Collective intelligence, diversity, and social networks
Originally published as “Hold that thought”
(Part 5 of “TechCrunch, disrupted”)
The day after TechCrunch Disrupt ended, a fascinating study on “collective intelligence” led by Anita Woolley of Carnegie Mellon University appeared in Science.  The researchers found that a group’s success in solving problems wasn’t correlated to the average intelligence of the group, or the IQ of the smartest person. Instead, it was related to “social sensitivity”, whether everybody got to participate in the discussions, and the number of women in the group.

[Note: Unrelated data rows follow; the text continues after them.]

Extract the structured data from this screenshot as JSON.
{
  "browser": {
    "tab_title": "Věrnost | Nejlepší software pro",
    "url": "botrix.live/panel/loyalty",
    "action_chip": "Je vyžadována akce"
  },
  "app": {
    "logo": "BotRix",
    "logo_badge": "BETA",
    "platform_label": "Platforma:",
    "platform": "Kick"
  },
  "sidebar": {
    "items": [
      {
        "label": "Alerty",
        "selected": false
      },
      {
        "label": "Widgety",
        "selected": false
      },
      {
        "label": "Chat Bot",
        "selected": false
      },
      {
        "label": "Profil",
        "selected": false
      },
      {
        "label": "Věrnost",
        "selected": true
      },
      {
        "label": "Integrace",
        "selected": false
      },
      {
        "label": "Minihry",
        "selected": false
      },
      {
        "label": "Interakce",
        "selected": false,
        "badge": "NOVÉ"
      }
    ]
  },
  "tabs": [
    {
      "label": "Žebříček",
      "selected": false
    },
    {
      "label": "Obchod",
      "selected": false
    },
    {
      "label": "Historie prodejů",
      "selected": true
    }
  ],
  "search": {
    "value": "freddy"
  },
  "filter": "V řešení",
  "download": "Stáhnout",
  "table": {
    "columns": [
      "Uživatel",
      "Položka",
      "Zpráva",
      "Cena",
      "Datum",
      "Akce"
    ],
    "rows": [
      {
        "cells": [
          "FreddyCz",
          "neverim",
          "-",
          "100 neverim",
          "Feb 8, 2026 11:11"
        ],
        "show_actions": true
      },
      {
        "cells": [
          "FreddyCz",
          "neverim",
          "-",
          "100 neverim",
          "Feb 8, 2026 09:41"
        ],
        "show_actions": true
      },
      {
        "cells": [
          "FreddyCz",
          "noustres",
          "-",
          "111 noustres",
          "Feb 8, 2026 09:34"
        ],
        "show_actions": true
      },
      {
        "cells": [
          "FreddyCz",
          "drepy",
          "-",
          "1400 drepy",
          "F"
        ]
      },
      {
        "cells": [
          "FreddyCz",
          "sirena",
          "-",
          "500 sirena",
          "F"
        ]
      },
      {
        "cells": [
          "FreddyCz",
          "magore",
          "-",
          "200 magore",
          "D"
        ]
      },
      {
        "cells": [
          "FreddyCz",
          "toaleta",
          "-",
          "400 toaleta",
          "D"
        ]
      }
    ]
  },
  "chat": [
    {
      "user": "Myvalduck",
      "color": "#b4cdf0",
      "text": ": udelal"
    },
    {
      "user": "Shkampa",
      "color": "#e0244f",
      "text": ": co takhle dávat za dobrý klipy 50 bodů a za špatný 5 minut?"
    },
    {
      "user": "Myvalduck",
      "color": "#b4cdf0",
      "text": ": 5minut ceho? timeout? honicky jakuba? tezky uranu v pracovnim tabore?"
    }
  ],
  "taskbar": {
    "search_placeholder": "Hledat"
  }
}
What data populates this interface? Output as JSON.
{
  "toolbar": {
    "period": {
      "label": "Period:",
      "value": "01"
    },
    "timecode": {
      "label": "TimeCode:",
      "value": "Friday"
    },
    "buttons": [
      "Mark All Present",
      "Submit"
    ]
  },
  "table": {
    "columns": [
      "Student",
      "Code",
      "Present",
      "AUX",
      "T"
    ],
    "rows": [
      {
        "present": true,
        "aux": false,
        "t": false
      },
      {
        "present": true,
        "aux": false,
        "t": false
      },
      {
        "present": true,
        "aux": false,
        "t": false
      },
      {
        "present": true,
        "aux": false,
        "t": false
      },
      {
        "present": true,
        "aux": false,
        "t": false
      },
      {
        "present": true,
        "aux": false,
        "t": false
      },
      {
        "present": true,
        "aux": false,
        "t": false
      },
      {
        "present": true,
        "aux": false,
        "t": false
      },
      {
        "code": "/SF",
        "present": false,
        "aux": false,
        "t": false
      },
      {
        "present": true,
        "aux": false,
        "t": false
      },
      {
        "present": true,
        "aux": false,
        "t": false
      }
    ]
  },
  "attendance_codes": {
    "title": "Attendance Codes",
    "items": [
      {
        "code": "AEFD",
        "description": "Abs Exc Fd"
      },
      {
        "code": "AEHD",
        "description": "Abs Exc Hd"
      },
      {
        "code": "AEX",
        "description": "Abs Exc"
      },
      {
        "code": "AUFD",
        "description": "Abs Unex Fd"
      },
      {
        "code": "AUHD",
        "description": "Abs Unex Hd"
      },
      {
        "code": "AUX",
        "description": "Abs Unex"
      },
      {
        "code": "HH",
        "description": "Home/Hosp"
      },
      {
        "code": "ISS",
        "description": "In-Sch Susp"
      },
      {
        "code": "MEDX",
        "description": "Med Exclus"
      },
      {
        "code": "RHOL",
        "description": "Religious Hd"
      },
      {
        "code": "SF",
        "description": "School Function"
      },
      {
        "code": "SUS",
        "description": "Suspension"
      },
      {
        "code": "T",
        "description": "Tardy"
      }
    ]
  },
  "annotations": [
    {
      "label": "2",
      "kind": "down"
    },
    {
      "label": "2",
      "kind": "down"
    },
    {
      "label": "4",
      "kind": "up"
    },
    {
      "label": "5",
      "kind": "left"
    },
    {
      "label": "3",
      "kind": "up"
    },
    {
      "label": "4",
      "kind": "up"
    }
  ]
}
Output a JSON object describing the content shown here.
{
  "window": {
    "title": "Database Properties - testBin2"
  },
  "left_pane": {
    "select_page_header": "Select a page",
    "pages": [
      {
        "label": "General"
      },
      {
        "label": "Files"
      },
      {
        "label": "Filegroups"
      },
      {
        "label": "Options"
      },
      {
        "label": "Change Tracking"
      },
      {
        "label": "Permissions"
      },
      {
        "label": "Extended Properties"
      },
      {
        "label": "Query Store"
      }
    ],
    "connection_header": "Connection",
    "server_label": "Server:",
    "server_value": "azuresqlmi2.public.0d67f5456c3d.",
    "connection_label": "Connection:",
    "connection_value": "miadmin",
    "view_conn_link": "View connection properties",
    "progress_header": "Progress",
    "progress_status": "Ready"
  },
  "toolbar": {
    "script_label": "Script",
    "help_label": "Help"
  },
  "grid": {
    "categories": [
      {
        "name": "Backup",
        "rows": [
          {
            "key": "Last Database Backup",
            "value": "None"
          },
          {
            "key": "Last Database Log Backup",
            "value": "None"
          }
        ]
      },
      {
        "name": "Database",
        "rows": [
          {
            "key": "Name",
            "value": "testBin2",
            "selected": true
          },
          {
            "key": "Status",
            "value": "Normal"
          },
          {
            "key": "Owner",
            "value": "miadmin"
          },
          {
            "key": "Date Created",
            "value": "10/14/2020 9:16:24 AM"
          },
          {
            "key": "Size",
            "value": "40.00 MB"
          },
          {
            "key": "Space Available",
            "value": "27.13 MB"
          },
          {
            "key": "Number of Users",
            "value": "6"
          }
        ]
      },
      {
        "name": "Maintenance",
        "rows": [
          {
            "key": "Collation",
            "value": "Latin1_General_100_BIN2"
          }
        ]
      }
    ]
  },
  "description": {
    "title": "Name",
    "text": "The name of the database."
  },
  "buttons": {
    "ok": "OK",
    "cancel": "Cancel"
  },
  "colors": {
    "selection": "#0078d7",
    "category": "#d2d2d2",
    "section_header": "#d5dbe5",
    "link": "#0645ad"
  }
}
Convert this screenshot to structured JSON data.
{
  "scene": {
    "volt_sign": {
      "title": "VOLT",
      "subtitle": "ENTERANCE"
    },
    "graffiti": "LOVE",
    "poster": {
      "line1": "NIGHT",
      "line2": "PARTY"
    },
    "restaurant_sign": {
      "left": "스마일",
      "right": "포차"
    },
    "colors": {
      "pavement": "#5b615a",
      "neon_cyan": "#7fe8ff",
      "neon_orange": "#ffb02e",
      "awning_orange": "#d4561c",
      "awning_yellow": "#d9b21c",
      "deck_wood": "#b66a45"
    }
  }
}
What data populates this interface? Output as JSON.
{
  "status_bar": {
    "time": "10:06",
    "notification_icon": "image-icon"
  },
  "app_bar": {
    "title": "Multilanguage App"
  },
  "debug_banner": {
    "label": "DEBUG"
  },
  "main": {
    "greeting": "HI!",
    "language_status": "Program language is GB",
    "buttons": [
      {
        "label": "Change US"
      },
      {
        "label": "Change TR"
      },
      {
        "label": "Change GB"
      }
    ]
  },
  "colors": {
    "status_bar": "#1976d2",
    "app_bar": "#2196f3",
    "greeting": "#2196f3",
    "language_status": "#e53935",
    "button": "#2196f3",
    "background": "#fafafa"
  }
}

The article’s behind a paywall, but Malicia Rogue’s On savvy and groups discusses it in detail and provides a lot of background. There’s an excellent discussion on GeekFeminism, a podcast on CBC, and good articles in National Geographic, NPR, Science Daily, and The Globe and Mail.
Nobody mentioned it in the press coverage, but these results also align with Scott Page’s underlying model of the value of cognitive diversity in problem solving. Diversity = Productivity summarizes Scott’s work showing why diverse teams perform better than individual experts or even teams of experts — if they can work together effectively, that is.*Â Â So while there’s a lot more to discuss about this study, for now let’s just accept its results at face value and hypothesize that they apply to larger teams as well.
Now consider a group that we’ll call “TechCrunch and friends”. How effective would we expect them to be at problem solving?